Kenny tippte etwas in den Computer ein. „Es geht um eine Firma namens CBE – Company Beyblade Evolution. Sie konkurrieren mit der BBA. Vielleicht habt ihr schon davon gehört? Ist so ein ähnlicher Machtkampf wie früher BBA und BioVolt. Nur bedient sich die CBE legaler Mittel.“ Er schielte etwas nervös zu Tala. „Zumindest wirkt es nach außen hin so. Ich glaube, sie haben irgendjemanden entführt.“

„Ian“, nickte Michael. „Und weiter?“

„Ich meine nicht Ian“, beharrte Kenny und blickte vom Laptop auf. „Ich habe mit Ian und Max gesprochen und die beiden haben mir eigentlich nichts gesagt. Sie wollten, dass ich ihnen helfe, aber ich wollte nicht. Und Max hat nicht eher Ruhe gegeben, bis ich ihm mein BitBeast überlassen habe. Die beiden haben mir fast gar nichts gesagt. Es geht um die CBE und darum, dass die beiden der CBE irgendwas anhängen. Was genau, wollten sie mir nicht sagen. Aber sie haben ständig miteinander geflüstert und ich glaube, dass eine Frau namens Lilly von der CBE entführt worden ist und Ian und Max deshalb so darauf bestanden haben, diesem Geheimnis auf die Schliche zu kommen. Um Lilly zu befreien.“

„Es geht um eine Frau?“, fragte Spencer empört. „Das ist ja wohl...“

„Nicht nur“, unterbrach ihn Kenny, der scheinbar etwas interessantes gefunden hatte. „Es geht um BitBeasts.“ Er überflog einen Text auf dem Laptop. „Sie sammeln BitBeasts, um...“ Er stockte.

„Um?“, hakte Tala nach.

Kenny sprach nicht weiter, weshalb Robert den Laptop zu sich zog. „Um sie zu materialisieren“, antwortete er an Kennys Stelle. „Sie haben schon Versuche mit schwachen BitBeasts durchgeführt. Und sie haben Blader, die extra darauf trainiert wurden, mit solchen BitBeasts zu kämpfen.“

„Sind die bescheuert?“, fragte Michael.

„Ja, und zwar gewaltig“, antwortete Johnny. „Das klappt doch nie im Leben!“

„Scheinbar schon“, flötete Robert gespielt gut gelaunt. „Es geht wohl doch nicht um eine Frau! Diese Typen haben ein Rad ab und Max und Ian wollten sie aufhalten. Oder so.“

„Aber das hätte die Öffentlichkeit doch mitgekriegt, oder?“, fragte Michael.

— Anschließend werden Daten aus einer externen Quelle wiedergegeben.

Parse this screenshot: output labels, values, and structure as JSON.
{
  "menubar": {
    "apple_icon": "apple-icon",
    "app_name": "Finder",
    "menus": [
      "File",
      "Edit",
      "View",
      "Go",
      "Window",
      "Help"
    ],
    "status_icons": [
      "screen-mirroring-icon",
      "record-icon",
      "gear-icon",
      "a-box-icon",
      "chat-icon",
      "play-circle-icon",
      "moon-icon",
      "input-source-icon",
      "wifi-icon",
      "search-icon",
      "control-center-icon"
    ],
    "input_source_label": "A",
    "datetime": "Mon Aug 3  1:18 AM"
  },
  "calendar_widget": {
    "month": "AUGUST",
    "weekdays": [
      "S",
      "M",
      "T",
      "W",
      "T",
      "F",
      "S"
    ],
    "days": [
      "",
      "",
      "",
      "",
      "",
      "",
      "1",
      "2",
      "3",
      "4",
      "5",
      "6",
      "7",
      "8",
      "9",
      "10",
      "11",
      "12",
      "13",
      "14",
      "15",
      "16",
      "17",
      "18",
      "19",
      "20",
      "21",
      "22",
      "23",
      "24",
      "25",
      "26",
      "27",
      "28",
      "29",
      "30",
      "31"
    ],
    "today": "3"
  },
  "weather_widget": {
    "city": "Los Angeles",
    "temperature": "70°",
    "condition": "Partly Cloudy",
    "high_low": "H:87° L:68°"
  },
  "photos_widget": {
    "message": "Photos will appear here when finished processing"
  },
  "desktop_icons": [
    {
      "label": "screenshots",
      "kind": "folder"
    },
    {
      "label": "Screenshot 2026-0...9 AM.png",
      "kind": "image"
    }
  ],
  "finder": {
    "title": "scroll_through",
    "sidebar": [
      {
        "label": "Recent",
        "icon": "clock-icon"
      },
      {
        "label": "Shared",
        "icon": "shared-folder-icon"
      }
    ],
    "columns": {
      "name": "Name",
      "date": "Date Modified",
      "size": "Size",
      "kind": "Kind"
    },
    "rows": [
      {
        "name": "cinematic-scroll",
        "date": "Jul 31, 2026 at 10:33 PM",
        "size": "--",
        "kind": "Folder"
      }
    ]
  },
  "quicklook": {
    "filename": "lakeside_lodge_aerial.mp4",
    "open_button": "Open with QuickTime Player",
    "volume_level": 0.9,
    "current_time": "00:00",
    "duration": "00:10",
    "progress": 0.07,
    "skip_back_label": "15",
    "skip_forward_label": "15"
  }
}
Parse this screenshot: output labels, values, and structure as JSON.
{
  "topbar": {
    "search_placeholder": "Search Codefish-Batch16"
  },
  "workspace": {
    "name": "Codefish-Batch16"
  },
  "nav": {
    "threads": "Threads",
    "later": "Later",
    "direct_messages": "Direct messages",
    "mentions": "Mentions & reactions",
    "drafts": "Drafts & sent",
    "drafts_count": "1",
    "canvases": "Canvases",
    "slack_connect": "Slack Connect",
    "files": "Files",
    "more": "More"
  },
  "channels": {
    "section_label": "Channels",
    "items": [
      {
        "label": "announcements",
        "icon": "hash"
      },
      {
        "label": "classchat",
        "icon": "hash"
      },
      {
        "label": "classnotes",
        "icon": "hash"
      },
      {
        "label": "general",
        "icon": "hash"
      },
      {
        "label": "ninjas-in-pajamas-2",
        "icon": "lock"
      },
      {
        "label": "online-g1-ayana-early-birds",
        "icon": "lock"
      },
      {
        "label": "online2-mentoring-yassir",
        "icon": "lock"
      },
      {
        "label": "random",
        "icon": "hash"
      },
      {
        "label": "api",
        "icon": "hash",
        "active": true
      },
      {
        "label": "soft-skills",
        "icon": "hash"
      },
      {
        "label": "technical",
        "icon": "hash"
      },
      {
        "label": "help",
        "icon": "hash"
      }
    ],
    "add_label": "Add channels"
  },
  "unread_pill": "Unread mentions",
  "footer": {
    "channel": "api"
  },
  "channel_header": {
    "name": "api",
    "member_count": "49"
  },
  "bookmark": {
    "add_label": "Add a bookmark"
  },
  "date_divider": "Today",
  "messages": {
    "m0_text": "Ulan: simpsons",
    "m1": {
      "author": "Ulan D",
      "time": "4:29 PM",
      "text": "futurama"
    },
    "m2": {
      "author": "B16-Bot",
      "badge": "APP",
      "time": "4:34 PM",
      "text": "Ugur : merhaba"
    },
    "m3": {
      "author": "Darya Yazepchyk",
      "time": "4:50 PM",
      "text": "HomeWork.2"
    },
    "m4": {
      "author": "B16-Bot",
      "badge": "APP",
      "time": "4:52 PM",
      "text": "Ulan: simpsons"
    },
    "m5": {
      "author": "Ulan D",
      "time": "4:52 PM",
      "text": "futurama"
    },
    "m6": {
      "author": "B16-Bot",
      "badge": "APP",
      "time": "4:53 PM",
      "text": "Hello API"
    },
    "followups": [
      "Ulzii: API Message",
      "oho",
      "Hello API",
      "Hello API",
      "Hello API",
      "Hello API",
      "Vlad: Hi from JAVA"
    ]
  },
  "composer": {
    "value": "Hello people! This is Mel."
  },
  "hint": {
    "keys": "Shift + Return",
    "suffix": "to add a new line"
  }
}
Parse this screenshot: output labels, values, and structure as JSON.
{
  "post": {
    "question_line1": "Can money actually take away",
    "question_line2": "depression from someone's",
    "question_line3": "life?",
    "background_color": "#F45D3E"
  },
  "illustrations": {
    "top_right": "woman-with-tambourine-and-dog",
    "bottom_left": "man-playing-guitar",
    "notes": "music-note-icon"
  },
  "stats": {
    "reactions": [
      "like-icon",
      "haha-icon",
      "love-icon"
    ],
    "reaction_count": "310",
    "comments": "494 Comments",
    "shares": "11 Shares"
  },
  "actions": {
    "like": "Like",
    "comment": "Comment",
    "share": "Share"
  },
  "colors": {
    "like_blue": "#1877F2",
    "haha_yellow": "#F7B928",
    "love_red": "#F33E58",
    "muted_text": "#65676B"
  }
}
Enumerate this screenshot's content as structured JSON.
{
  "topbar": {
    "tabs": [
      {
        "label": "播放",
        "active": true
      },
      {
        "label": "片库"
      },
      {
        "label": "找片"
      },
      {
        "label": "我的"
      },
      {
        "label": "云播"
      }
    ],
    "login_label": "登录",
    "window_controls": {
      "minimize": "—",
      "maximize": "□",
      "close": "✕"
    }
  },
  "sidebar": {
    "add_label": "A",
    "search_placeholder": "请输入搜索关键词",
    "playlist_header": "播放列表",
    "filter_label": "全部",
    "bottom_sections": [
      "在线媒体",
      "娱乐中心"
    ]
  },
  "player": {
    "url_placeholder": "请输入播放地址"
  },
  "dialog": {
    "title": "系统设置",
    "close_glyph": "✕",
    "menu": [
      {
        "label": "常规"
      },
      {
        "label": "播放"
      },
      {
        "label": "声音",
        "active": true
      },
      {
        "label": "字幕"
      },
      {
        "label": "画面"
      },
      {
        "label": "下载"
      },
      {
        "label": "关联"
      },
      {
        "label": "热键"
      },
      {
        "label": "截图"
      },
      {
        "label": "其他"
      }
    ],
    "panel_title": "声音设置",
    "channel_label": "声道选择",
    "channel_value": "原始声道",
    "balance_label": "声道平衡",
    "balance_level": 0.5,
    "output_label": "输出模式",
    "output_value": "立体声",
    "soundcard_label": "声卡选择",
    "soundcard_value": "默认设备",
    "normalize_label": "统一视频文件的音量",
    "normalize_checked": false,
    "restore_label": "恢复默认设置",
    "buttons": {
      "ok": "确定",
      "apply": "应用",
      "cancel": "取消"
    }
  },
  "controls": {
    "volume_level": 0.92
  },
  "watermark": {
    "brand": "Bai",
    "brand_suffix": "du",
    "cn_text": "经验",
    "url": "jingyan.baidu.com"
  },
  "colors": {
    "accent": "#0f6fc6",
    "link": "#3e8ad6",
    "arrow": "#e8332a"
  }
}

„Ich schätze, die Dateien, die die Jungs hier auf dem Laptop hatten, haben sie sich beim Hacken geholt. Da steht was vom Vorstand der CBE und vor allem etwas von Geimhaltungsstufe 5. Ziemlich krass.“ Robert suchte weiter. „Da sind nur keine Informationen über den Aufenthaltsort des Labors, in dem die das machen.“

„Ist ja prima“, meinte Tyson enthusiastisch. „Das heißt, wenn wir jetzt weiter nach Ian suchen, begegnen wir vermutlich euren ganzen BitBeasts, die uns dann nicht nur mit ihren Attacken, sondern auch noch mit ihrer kompletten Körperkraft angreifen können! Und wir können uns nicht einmal verteidigen, weil normale Bitbeasts gegen materialisierte BitBeasts wohl wenig Chancen haben werden!“ Er verschränkte die Arme vor der Brust und sank auf dem Stuhl zurück. „Wer von euch hat noch Bock darauf, einfach das Handtuch zu werfen?“

„Ich verstehe nicht, dass sie Max umgebracht haben und Ian nicht“, meinte Kai. „Das ergibt keinen Sinn.“

„Vielleicht haben sie ihn umgebracht“, meinte Johnny.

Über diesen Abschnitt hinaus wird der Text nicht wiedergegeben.